By Gerald Beuchelt, CISO, LogMeIn
Cybersecurity is a critical concern within any industry, but especially the financial sector which has long been an attractive target. The appeal of financial gain and wide access to highly personal and valuable customer information has meant that financial services firms are targeted more than any other sector. In fact, UK banking customers lost £358 million to unauthorised fraud in the first half of 2018 and during the second half of the year, the financial industry experienced a 37 percent increase in takeover attacks and a 107 percent increase in attempts to gain control of user accounts during mobile transactions. Added to this direct threat on the financial sector is the seemingly endless news of breaches at trusted brands, including British Airways and Ticketmaster, and we have a culture of fear.
While the attackers’ sophistication and types of threats are ever evolving, some basics of cybersecurity remain unchanged. Mainly, passwords are an easy point of entry for attackers with 81% of data breaches involving weak, reused or stolen credentials. One might think that given the threat on financial institutions, they would be at the forefront of all security practices, including smart passwords. However, a recent study that scored businesses on password practices and multifactor authentication (MFA) adoption found the industry performing below average.

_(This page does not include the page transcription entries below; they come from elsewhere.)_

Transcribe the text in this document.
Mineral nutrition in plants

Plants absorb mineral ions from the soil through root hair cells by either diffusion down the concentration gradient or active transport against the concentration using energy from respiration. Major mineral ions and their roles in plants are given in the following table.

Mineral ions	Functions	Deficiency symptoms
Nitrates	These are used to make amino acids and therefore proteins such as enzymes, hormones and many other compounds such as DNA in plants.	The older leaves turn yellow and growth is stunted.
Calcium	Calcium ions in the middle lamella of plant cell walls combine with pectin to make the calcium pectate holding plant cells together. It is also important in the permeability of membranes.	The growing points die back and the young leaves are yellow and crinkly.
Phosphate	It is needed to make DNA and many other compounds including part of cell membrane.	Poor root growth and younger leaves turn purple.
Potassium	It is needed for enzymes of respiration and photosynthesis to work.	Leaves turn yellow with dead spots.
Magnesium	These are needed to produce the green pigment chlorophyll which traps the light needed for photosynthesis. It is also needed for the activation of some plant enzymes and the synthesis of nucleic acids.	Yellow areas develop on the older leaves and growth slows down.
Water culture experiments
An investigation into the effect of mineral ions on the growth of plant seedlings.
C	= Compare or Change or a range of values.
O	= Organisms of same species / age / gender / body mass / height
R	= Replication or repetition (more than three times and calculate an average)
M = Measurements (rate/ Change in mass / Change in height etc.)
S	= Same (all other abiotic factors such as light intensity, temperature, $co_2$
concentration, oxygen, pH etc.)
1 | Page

With security practices continuing to plague organisations, what steps can banks and financial institutions take to strengthen defences?
Maintaining system evaluations
At a most basic definition, breaches occur when an organisation’s vulnerabilities are found and exploited by attackers. Banks and other financial institutions must be continually evaluating their systems for possible weaknesses, especially as attackers’ techniques constantly change. Complacency is an organisation’s greatest enemy. Simply because a system was secure last year, last month or even last week, does not mean it will be sufficient against future threats.
Whilst risk assessments of critical systems should be a regular occurrence within financial institutions, organisations should also ensure they assess secondary systems containing non-critical assets. Employee-private activities and accounts, such as personal emails or Facebook, are still potential gateways to an internal network, so authentication policies should be a main focus of these assessments. As part of these evaluations, it’s important to consider what information employees have access to. They should only have the data needed to carry out their job and no more. Limiting access where possible helps reduce the potential vulnerabilities.
Financial institutions can also seriously benefit from leveraging advanced offensive security, such as penetration testing and “red team” exercises to improve visibility and security awareness across the organisation. Red team testing comprehensively exposes physical, hardware, software and human vulnerabilities before they become entry points for hackers or provide opportunities for bad actors and malicious insiders to compromise systems.
Putting the focus on passwords
Going back to the above point on understanding vulnerabilities, while there are endless new technologies to combat cybersecurity risk, including advanced AI and biometrics, sometimes the simple solution is the most valuable. Case in point, ground-breaking technology can’t help a weak password culture. The basics of password policies and authentication are critical to enterprise security.
As such, password management should be a top priority. This should include education for all staff on safe password practices, how to create a strong password, and the importance of using unique credentials across all accounts. To encourage adoption, organisations can implement password management tools or at the very least, direct employees towards the solutions. These tools will help remove the reluctance towards keeping track of multiple, complex passwords.
Going further in password security, multifactor authentication (MFA) is one of the most effective ways to add another layer of security to password protected accounts. With MFA, the hacker has to provide an additional factor (a one-time code generated by a hardware token, fingerprint, etc.), even if they do obtain the password. The recent Timehop breach, which affected nearly its entire customer base of 21 million users, occurred because the company hadn’t protected access to its cloud network with MFA. Again, one might expect the financial sector to have already adopted this practice, however a recent report found that only 16% of banking/financial institutions had adopted MFA, compared to 31% of technology businesses.
Embed security culture through training
Organisations can invest in all of the right security technology and develop all of the needed policies, but they’ll be useless if employees aren’t trained on them or don’t understand the importance of adhering to them.
Firstly, employees need to understand the severity of the threats and the prowess of attackers. Secondly, guidelines should be distributed with well-illustrated security policies and education on how to follow said policies. Finally, regular training sessions should be conducted to keep staff up-to-date on new threats and ensure proper security practices are embedded in company culture.
Given what’s at risk, banks and financial organisations simply cannot allow security to be an afterthought. Banking is going through a period of huge change, with Open Banking and PSD2 being some of the biggest shake ups to the industry in years, which brings new opportunities for innovation – as well as threats. Organisations cannot risk taking for granted their security and misreading the importance of basic security practices and employee adoption.